O Caminho Português de Santiago é constituído por uma via estruturante, principal, claramente definida (Lisboa, Coimbra, Porto, S. Pedro de Rates, Barcelos, Ponte de Lima, Valença, Tui e Santiago de Compostela) mas, também, por variantes e/ou alternativas que são e serão essenciais para absorver uma expectável "saturação" a longo prazo do Caminho Português de Santiago, tal como ocorre, atualmente, no Caminho Francês.

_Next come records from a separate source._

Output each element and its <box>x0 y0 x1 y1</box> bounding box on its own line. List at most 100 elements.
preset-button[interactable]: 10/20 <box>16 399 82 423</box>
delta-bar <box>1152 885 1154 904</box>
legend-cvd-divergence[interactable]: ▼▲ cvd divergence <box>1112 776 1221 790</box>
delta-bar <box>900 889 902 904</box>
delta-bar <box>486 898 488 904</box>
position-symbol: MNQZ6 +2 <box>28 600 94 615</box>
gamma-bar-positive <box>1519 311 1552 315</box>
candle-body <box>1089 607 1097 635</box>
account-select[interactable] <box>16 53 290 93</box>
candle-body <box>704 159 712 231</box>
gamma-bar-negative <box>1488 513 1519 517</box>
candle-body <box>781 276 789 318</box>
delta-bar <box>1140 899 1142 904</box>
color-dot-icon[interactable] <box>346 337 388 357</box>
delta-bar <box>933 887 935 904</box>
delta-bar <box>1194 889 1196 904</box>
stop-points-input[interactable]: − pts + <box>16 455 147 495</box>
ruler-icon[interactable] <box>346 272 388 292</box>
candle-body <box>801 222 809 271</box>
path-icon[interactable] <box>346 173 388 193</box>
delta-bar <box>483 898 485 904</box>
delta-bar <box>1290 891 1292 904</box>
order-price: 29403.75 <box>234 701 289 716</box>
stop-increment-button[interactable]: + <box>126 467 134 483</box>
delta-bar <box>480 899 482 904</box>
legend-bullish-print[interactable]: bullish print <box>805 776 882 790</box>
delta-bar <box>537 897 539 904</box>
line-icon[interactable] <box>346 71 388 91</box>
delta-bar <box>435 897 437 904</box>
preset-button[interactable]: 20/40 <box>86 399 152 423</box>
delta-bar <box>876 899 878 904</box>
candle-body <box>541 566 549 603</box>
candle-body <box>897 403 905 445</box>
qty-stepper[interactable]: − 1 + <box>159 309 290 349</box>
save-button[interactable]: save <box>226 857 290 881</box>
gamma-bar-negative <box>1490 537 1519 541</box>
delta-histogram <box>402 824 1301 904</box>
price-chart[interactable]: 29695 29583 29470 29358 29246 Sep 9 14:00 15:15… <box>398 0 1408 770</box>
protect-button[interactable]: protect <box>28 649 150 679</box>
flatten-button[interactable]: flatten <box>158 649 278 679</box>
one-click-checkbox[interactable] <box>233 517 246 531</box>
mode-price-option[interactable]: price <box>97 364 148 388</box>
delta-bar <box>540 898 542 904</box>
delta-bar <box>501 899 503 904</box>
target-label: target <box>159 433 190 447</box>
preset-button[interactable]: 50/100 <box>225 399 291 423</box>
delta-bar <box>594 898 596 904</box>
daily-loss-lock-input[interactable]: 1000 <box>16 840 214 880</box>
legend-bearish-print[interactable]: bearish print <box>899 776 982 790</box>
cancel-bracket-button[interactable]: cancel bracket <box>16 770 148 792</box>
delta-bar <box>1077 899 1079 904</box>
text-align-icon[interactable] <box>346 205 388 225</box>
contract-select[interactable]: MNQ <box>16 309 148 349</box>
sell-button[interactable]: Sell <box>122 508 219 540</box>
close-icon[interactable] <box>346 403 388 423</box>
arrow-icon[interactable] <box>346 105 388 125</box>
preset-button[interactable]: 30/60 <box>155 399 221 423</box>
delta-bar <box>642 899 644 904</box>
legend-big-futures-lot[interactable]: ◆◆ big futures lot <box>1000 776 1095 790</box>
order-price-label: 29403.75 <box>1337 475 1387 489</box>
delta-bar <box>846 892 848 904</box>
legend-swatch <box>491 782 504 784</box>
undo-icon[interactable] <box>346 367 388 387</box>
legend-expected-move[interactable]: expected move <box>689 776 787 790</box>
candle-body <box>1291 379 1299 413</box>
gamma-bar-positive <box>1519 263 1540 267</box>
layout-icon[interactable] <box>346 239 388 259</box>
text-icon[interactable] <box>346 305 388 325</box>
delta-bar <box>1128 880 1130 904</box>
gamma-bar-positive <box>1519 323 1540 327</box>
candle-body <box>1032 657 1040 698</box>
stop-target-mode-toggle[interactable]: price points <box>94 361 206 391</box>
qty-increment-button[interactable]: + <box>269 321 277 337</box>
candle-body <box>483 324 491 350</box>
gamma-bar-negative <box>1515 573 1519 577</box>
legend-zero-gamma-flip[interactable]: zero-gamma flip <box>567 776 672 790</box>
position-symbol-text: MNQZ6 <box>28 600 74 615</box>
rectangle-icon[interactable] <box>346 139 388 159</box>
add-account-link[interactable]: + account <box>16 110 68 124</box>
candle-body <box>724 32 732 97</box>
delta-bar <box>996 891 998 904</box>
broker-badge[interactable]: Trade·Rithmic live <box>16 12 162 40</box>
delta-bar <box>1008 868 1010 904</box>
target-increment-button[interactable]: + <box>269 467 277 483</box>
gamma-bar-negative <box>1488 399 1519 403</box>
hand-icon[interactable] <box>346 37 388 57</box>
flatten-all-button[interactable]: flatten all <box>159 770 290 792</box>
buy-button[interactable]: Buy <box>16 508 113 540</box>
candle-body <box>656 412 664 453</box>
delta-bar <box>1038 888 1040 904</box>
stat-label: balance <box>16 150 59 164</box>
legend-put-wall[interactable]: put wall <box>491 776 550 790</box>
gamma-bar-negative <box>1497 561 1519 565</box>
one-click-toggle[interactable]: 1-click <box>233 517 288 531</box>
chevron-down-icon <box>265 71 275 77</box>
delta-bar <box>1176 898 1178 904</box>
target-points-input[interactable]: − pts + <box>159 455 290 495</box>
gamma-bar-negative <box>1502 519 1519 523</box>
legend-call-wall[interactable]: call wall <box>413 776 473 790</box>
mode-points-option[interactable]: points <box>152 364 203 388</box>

O Caminho de Santiago não é um produto e/ou recurso turístico que pode ser desvirtuado por intenções individuais, municipais, associativas e/ou locais (sem visão global do fenómeno, presas a interesses pontuais e apriorísticos que colocam em causa posicionamentos do passado recente, nomeadamente investimentos públicos e/ou da Comunidade Local): é, principalmente, um Património Cultural e Espiritual de promoção da Universalidade, da Pessoa Humana e da Paz entre os povos, não escolhendo idade, profissão, nacionalidade, raça, etnia, género nem religião. Assim, o foco das ações de Promoção do Caminho Português de Santiago deverá ser, sempre, o Peregrino e os seus interesses, e não outro tipo de condicionantes que colocam em risco todo o Património construído ao longo de séculos.